Para tornar esta ideia mais clara, não seria necessário afastarmo-nos muito da Terra. José Saramago disse que é preciso sair da ilha para ver a ilha. Nesse sentido, bastaria apenas refletirmos sobre o testemunho de William Shatner, um testemunho pungente, como poderemos ver.
Em Outubro de 2021 o ator William Shatner, que se tornou conhecido como Capitão Kirk, da série Star Trek, foi pela primeira vez ao espaço. Até essa altura, tudo se desenrolava em estúdios de filmagens, com os pés bem assentes na Terra.

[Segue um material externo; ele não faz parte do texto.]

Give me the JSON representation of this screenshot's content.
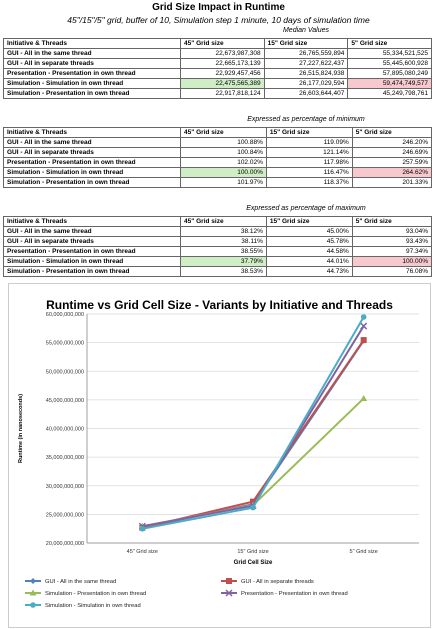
{
  "title": "Grid Size Impact in Runtime",
  "subtitle": "45\"/15\"/5\" grid, buffer of 10, Simulation step 1 minute, 10 days of simulation time",
  "header_label": "Initiative & Threads",
  "col_headers": [
    "45\" Grid size",
    "15\" Grid size",
    "5\" Grid size"
  ],
  "rows": [
    "GUI - All in the same thread",
    "GUI - All in separate threads",
    "Presentation - Presentation in own thread",
    "Simulation - Simulation in own thread",
    "Simulation - Presentation in own thread"
  ],
  "tables": [
    {
      "caption": "Median Values",
      "values": [
        [
          "22,673,987,308",
          "26,765,559,894",
          "55,334,521,525"
        ],
        [
          "22,665,173,139",
          "27,227,622,437",
          "55,445,600,928"
        ],
        [
          "22,929,457,456",
          "26,515,824,938",
          "57,895,080,249"
        ],
        [
          "22,475,565,389",
          "26,177,029,594",
          "59,474,749,577"
        ],
        [
          "22,917,818,124",
          "26,603,644,407",
          "45,249,798,761"
        ]
      ]
    },
    {
      "caption": "Expressed as percentage of minimum",
      "values": [
        [
          "100.88%",
          "119.09%",
          "246.20%"
        ],
        [
          "100.84%",
          "121.14%",
          "246.69%"
        ],
        [
          "102.02%",
          "117.98%",
          "257.59%"
        ],
        [
          "100.00%",
          "116.47%",
          "264.62%"
        ],
        [
          "101.97%",
          "118.37%",
          "201.33%"
        ]
      ]
    },
    {
      "caption": "Expressed as percentage of maximum",
      "values": [
        [
          "38.12%",
          "45.00%",
          "93.04%"
        ],
        [
          "38.11%",
          "45.78%",
          "93.43%"
        ],
        [
          "38.55%",
          "44.58%",
          "97.34%"
        ],
        [
          "37.79%",
          "44.01%",
          "100.00%"
        ],
        [
          "38.53%",
          "44.73%",
          "76.08%"
        ]
      ]
    }
  ],
  "highlight_colors": {
    "min": "#cfeec5",
    "max": "#f7c9cf"
  },
  "chart_data": {
    "type": "line",
    "title": "Runtime vs Grid Cell Size - Variants by Initiative and Threads",
    "xlabel": "Grid Cell Size",
    "ylabel": "Runtime (in nanoseconds)",
    "categories": [
      "45\" Grid size",
      "15\" Grid size",
      "5\" Grid size"
    ],
    "ylim": [
      20000000000,
      60000000000
    ],
    "yticks": [
      "20,000,000,000",
      "25,000,000,000",
      "30,000,000,000",
      "35,000,000,000",
      "40,000,000,000",
      "45,000,000,000",
      "50,000,000,000",
      "55,000,000,000",
      "60,000,000,000"
    ],
    "ytick_values": [
      20000000000,
      25000000000,
      30000000000,
      35000000000,
      40000000000,
      45000000000,
      50000000000,
      55000000000,
      60000000000
    ],
    "grid": true,
    "legend_position": "bottom",
    "series": [
      {
        "name": "GUI - All in the same thread",
        "color": "#4f81bd",
        "marker": "diamond",
        "values": [
          22673987308,
          26765559894,
          55334521525
        ]
      },
      {
        "name": "GUI - All in separate threads",
        "color": "#c0504d",
        "marker": "square",
        "values": [
          22665173139,
          27227622437,
          55445600928
        ]
      },
      {
        "name": "Simulation - Presentation in own thread",
        "color": "#9bbb59",
        "marker": "triangle",
        "values": [
          22917818124,
          26603644407,
          45249798761
        ]
      },
      {
        "name": "Presentation - Presentation in own thread",
        "color": "#8064a2",
        "marker": "x",
        "values": [
          22929457456,
          26515824938,
          57895080249
        ]
      },
      {
        "name": "Simulation - Simulation in own thread",
        "color": "#4bacc6",
        "marker": "star",
        "values": [
          22475565389,
          26177029594,
          59474749577
        ]
      }
    ]
  }
}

A viagem suborbital (a 100 km de altura) realizada pela Blue Origin, a empresa de Jeff Bezos, não durou mais de dez minutos, mas esse tempo foi o suficiente para o ator, que já tinha 90 anos, ter vivido uma das experiências mais intensas da sua vida. Ele pensava que a viagem e a experiência iriam ser fascinantes. Mas não foi isso que aconteceu:  

Eu estava absolutamente errado. O sentimento mais forte, que, de longe, dominou tudo o resto foi o luto mais profundo que já vivi.

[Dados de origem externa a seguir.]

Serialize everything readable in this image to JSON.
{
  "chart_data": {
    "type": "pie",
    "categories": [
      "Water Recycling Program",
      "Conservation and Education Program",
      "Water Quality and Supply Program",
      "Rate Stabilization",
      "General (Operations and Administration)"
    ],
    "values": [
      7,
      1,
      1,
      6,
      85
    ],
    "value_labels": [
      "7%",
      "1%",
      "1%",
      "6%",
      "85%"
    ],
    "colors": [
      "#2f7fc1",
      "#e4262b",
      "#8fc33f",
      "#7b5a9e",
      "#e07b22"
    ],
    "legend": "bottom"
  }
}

Entendi, da forma mais clara possível, que estávamos vivendo num minúsculo oásis de vida, rodeados de uma imensidão de morte. Eu não vi infinitas possibilidades de mundos para explorar, de aventuras para ter, ou criaturas vivas para me conectar. Eu vi a escuridão mais profunda que alguma vez poderia ter imaginado, contrastando tão fortemente com o calor acolhedor do nosso carinhoso planeta natal.
Este foi um despertar imensamente poderoso para mim. Isso encheu-me de tristeza. Percebi que tínhamos passado décadas, se não séculos, obcecados em olhar para o lado, em olhar para fora. Fiz a minha parte na popularização da ideia de que o espaço era a fronteira final. Mas tive de chegar ao espaço para entender que a Terra é e continuará a ser a nossa única casa. E que temos estado a devasta-la implacavelmente, tornando-a inabitável.